でも、終盤に近づいた頃、ある花火を境に、急に、きれいだな、と感じ始めた。その花火は、どぉーーーんと時間が流れ、眩い光が拡散して、ぱぁっと花が咲く感じだった(なかなか、文字で表現するのは難しいのだが)。ちなみに、あ、花火ってだから花火と呼ばれているんだ、と気付いたのは帰り道の話。余談はともかく、そこから先の花火は、とてもよくて、今年も見に行ってよかったな、と思った。





眩い光が拡散して、ぱぁっと花が咲く。それが眼にうつるとき、自然と私の意識も拡がっていたような気がする。自分の腕をぐぅーんとひろげて、うぅーんと背伸びして、深呼吸するときのように。でも、その光の寿命は短くて、私たちも息を吸い続けるのには限界があって、私の意識の拡がりもそこで突然途絶えてしまうのだ。そんなとき、私は、次に打ち上げられる花火をどうしても見たいと思う。飽きるまで、深呼吸を続けていたいと思う。もう一度、意識の拡がりを確認したいと思う。



次の花火が打ち上げられる。もう一度深呼吸をする。



だが、やがて、この時間が長くは続かないことに気付きはじめる。花火の弾ける輝きを可能にするのは、前もって集められた多くのエネルギー。深呼吸を可能にするのは、そこで吸われるたくさんの空気。拡がるためには、何かが必要なのだ。それらは有限で、私は仕方なくいつもの場に戻る。

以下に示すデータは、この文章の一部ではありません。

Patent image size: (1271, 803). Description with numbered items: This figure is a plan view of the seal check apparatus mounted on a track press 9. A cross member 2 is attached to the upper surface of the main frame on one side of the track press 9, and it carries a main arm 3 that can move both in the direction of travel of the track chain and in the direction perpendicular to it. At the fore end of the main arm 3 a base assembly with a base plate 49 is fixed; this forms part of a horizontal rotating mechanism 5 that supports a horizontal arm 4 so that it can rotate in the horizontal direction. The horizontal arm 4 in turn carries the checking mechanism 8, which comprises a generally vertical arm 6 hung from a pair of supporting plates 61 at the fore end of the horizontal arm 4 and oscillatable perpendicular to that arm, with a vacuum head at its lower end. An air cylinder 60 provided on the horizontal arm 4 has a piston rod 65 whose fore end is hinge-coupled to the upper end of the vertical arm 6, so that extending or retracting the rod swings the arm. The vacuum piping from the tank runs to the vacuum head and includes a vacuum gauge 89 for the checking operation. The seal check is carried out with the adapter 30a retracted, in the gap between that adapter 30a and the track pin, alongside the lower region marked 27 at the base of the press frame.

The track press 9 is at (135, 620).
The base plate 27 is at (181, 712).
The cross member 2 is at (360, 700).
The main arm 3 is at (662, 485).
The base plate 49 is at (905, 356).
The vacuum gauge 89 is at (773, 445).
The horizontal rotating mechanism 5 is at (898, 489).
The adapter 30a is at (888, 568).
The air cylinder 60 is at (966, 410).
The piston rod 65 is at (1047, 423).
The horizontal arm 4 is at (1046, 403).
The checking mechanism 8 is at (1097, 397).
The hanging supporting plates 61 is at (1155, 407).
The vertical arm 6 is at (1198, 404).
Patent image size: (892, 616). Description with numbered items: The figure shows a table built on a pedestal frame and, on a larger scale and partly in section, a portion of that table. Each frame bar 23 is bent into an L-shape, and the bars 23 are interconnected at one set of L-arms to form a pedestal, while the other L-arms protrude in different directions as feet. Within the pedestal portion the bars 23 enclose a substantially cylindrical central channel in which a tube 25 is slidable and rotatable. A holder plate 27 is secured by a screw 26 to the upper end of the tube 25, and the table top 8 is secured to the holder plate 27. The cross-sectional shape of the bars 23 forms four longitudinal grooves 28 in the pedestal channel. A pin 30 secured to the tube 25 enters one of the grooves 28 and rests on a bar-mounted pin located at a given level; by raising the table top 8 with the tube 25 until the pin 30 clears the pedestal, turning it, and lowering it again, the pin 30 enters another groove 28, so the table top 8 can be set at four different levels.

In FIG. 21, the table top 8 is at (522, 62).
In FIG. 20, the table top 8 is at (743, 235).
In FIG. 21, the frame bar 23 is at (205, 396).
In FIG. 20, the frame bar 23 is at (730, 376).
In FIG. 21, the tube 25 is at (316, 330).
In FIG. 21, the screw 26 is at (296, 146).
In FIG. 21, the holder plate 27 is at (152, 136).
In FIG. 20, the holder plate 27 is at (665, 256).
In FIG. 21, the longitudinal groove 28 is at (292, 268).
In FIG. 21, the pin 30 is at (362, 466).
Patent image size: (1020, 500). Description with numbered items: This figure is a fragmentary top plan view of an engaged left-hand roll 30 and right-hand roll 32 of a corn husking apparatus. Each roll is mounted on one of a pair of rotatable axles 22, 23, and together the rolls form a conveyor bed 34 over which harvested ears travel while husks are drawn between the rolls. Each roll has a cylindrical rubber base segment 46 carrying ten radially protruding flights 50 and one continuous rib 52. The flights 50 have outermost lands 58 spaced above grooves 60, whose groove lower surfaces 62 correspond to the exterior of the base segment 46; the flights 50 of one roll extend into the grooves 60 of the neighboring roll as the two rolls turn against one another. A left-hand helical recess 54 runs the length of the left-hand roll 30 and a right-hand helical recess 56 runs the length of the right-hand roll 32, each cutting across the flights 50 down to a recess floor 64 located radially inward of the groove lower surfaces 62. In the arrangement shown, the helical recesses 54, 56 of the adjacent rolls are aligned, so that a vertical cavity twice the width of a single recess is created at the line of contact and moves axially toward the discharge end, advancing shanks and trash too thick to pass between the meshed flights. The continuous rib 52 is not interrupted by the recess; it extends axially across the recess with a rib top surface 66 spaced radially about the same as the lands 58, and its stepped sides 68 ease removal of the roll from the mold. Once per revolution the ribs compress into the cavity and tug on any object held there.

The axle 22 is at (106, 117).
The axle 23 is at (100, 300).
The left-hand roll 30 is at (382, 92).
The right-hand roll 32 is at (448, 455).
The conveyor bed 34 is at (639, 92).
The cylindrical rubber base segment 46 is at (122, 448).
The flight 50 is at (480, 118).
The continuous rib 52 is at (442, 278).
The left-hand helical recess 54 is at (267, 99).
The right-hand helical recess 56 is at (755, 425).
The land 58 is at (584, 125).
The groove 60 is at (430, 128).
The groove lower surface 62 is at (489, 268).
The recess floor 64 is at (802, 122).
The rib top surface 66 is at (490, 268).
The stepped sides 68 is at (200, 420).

こんなふうに、自分の 意識 の拡がりを 意識 できる、ことはそうなくて、いつもは自分の知らないうちに、何かが、誰かが、足音を立てずに、意識の中に入りこんでくる。それに対しては、私は非常に鈍感だという認識だけは何となくある。





ティーブジョブスは、スピーチの中で、こう言っている

君たちの時間は限られている。だから自分以外の他の誰かの人生を生きて無駄にする暇なんかない。ドグマという罠に、絡め取られてはいけない。それは他の人たちの考え方が生んだ結果とともに生きていくということだからね。その他大勢の意見の雑音に自分の内なる声、心、直感を掻き消されないことです。自分の内なる声、心、直感というのは、どうしたわけか君が本当になりたいことが何か、もうとっくの昔に知っているんだ。だからそれ以外のことは全て、二の次でいい。

昔はあったかもしれない意思みたいなものは、何だか無理に自分の意識を拡げようとしていく過程で、誰かの意思の込められた音も雑音も全部自分のなかに浸透させてしまったせいで、もう、どこにいってしまったのかよく分からなくなってしまったような気がする。平凡未満。





きっと今の自分に必要なのは、収縮なんだろうと思う。全ての浸透を拒むことなく、拡張を続けながら、一方でそれ以上の収縮をしていくというのは、決して簡単なことではないと思うけれど、それを乗り越えて、この毎日という日を何かに支配されることなく、淡々とおくれるようになりたい。明日があってもなくても。